Jockey wheel float

For Shimano top jockey wheel, how much float is too much float? I’m having a complete mare trying to index my shifts, sounds fine on the stand but outside after a couple km it’s noisy as about to shift. I’ve indexed things a million times but it’s just not playing ball, I not sure constantly swapping wheels for turbo and outside helps.

If I take the rear wheel out (say swapping between road and turbo wheels) I can hear it rattling as I move the bike.

I’ve got a couple videos but just need to find somewhere to host them which shows the noise/amount of play.

From memory a couple mm each side is normal.
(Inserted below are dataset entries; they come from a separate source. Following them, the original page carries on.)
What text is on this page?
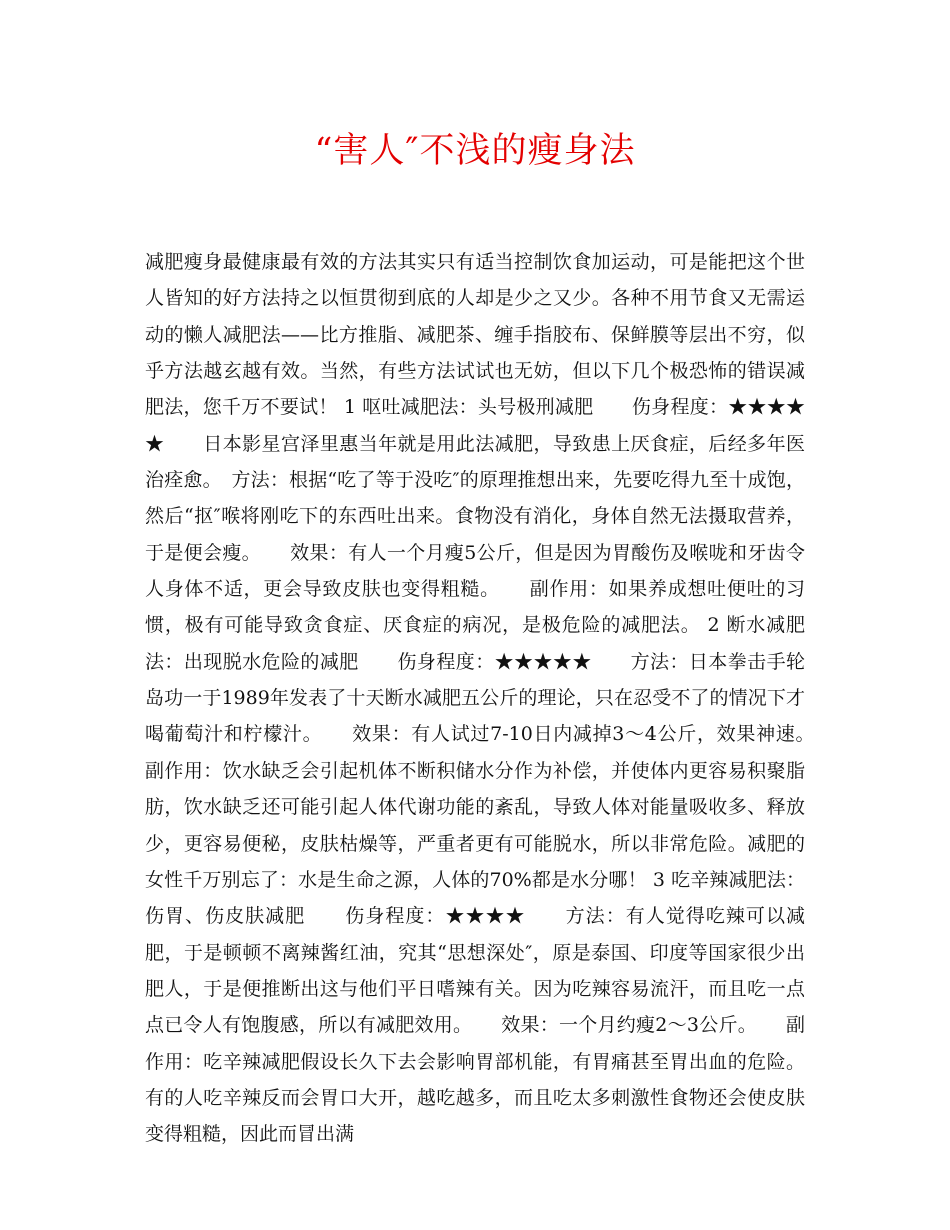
“害人″不浅的瘦身法

减肥瘦身最健康最有效的方法其实只有适当控制饮食加运动，可是能把这个世人皆知的好方法持之以恒贯彻到底的人却是少之又少。各种不用节食又无需运动的懒人减肥法——比方推脂、减肥茶、缠手指胶布、保鲜膜等层出不穷，似乎方法越玄越有效。当然，有些方法试试也无妨，但以下几个极恐怖的错误减肥法，您千万不要试！ 1 呕吐减肥法：头号极刑减肥　　伤身程度：★★★★★　　日本影星宫泽里惠当年就是用此法减肥，导致患上厌食症，后经多年医治痊愈。　方法：根据“吃了等于没吃″的原理推想出来，先要吃得九至十成饱，然后“抠″喉将刚吃下的东西吐出来。食物没有消化，身体自然无法摄取营养，于是便会瘦。　　效果：有人一个月瘦5公斤，但是因为胃酸伤及喉咙和牙齿令人身体不适，更会导致皮肤也变得粗糙。　　副作用：如果养成想吐便吐的习惯，极有可能导致贪食症、厌食症的病况，是极危险的减肥法。 2 断水减肥法：出现脱水危险的减肥　　伤身程度：★★★★★　　方法：日本拳击手轮岛功一于1989年发表了十天断水减肥五公斤的理论，只在忍受不了的情况下才喝葡萄汁和柠檬汁。　　效果：有人试过7-10日内减掉3～4公斤，效果神速。　　副作用：饮水缺乏会引起机体不断积储水分作为补偿，并使体内更容易积聚脂肪，饮水缺乏还可能引起人体代谢功能的紊乱，导致人体对能量吸收多、释放少，更容易便秘，皮肤枯燥等，严重者更有可能脱水，所以非常危险。减肥的女性千万别忘了：水是生命之源，人体的70%都是水分哪！ 3 吃辛辣减肥法：伤胃、伤皮肤减肥　　伤身程度：★★★★　　方法：有人觉得吃辣可以减肥，于是顿顿不离辣酱红油，究其“思想深处″，原是泰国、印度等国家很少出肥人，于是便推断出这与他们平日嗜辣有关。因为吃辣容易流汗，而且吃一点点已令人有饱腹感，所以有减肥效用。　　效果：一个月约瘦2～3公斤。　　副作用：吃辛辣减肥假设长久下去会影响胃部机能，有胃痛甚至胃出血的危险。有的人吃辛辣反而会胃口大开，越吃越多，而且吃太多刺激性食物还会使皮肤变得粗糙，因此而冒出满
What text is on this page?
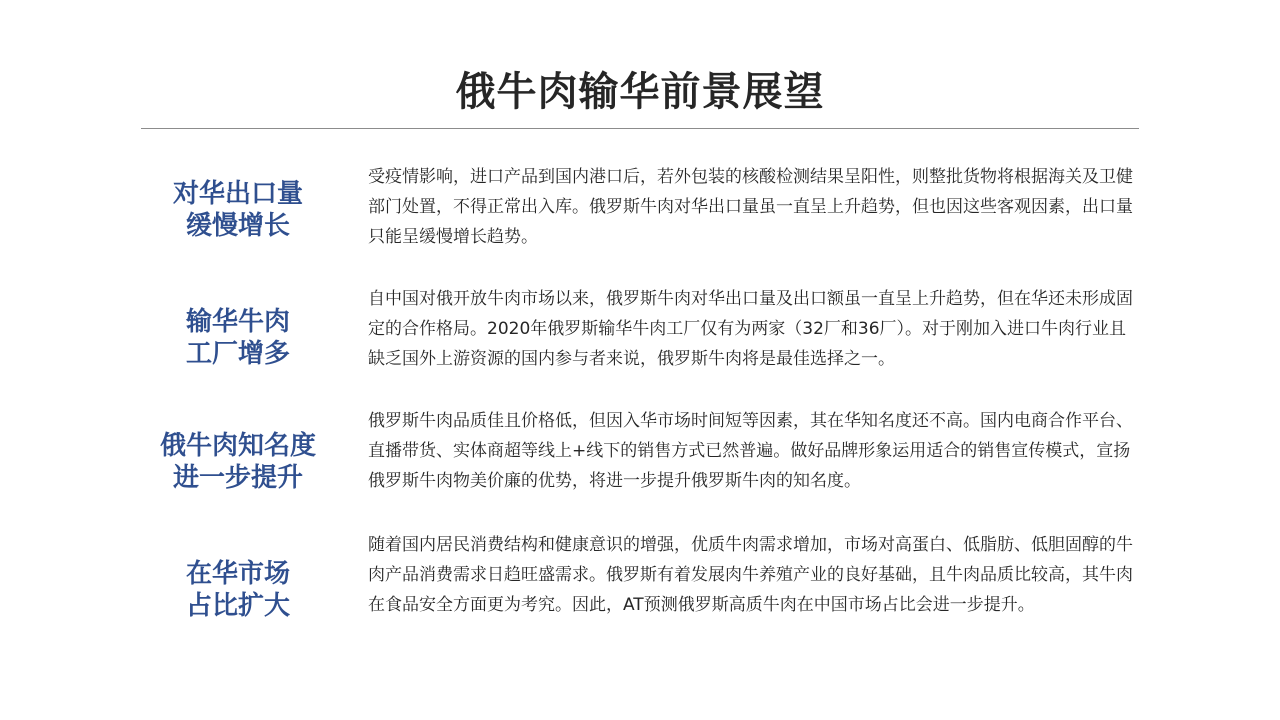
俄牛肉输华前景展望
对华出口量
缓慢增长
受疫情影响，进口产品到国内港口后，若外包装的核酸检测结果呈阳性，则整批货物将根据海关及卫健部门处置，不得正常出入库。俄罗斯牛肉对华出口量虽一直呈上升趋势，但也因这些客观因素，出口量只能呈缓慢增长趋势。
输华牛肉
工厂增多
自中国对俄开放牛肉市场以来，俄罗斯牛肉对华出口量及出口额虽一直呈上升趋势，但在华还未形成固定的合作格局。2020年俄罗斯输华牛肉工厂仅有为两家（32厂和36厂）。对于刚加入进口牛肉行业且缺乏国外上游资源的国内参与者来说，俄罗斯牛肉将是最佳选择之一。
俄牛肉知名度
进一步提升
俄罗斯牛肉品质佳且价格低，但因入华市场时间短等因素，其在华知名度还不高。国内电商合作平台、直播带货、实体商超等线上+线下的销售方式已然普遍。做好品牌形象运用适合的销售宣传模式，宣扬俄罗斯牛肉物美价廉的优势，将进一步提升俄罗斯牛肉的知名度。
在华市场
占比扩大
随着国内居民消费结构和健康意识的增强，优质牛肉需求增加，市场对高蛋白、低脂肪、低胆固醇的牛肉产品消费需求日趋旺盛需求。俄罗斯有着发展肉牛养殖产业的良好基础，且牛肉品质比较高，其牛肉在食品安全方面更为考究。因此，AT预测俄罗斯高质牛肉在中国市场占比会进一步提升。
Probably completely unhelpful, but are the cassettes the same size on the trainer and on your road wheels? If not could be b-tension. Or something I often do is ram a skewer closed far too tight for how your indexing is set up - possibly another thing to look out for.

11-30 on the road, and 11-32 on the turbo wheel, I was swapping wheel plenty often it just this last few weeks of head-scratching. Skewer will be something to check, I don’t really care about indexing inside I just want outside to be nice!

Never heard rattling, never really looked out for it either, which is why I’m wondering about float. But it could be the case of now I’ve noticed it I can really hear it. A bit of a self-fulfilling prophecy!

Derailleur hanger alignment would be a good place to start.

Just to follow up… good b-tension adjustment will just help it shift a crisper, but if you swap cassette sizes a lot then you maybe don’t want to faff with the b-tension each time. At the least, I’d make sure that on the larger cassette of the 2 that the b-tension is totally on point. Loosen the b-tension bolt until the top jockey wheel is rubbing the cassette in lowest gear, then tighten the bolt 1/4 turn and re-check. Repeat until it doesn’t rub.

If it persists outdoors, it’s probably worth doing the same on the outdoor setup to see if it helps.

That was the last thing other than jockey I could think of, sadly that is a shop job since I don’t have the tool for it.

Here is the awesome video:

Someone showed a beautiful hack for that not long ago - using a spare wheel that you mount on the hanger.

My jockey wheels do the exact same thing. One is on RED eTap, the other Ultegra Di2. Both are ceramic/aluminum, not that it matters.

I suspect your shifting issue is not related to the pulleys themselves.

Agreed. The lateral play in the top jockey wheel is there to ensure it will float laterally and reduce the impact of any lateral misalignment of the cage from pushing the chain sideways. The symptom of “too much sideplay” would be during the shifts (requiring more cage movement to get the chain over), not once the shift is over.

Tbh I was thinking the same thing, rattling was a bit of a last ditch idea before she goes into the shop for alignment checking.

Hi @firemunki! I have a spare 105 rear derailleur in my hands right now with stock shimano jockey wheel in it. The tension pulley has a millimeter or less of play in it. The centeron pulley lot more play…more than 2mm but less than 3mm I’d say.

Both pulleys are about 8mm wide at the metal flange.

I don’t know if this helps but there is some info for ya!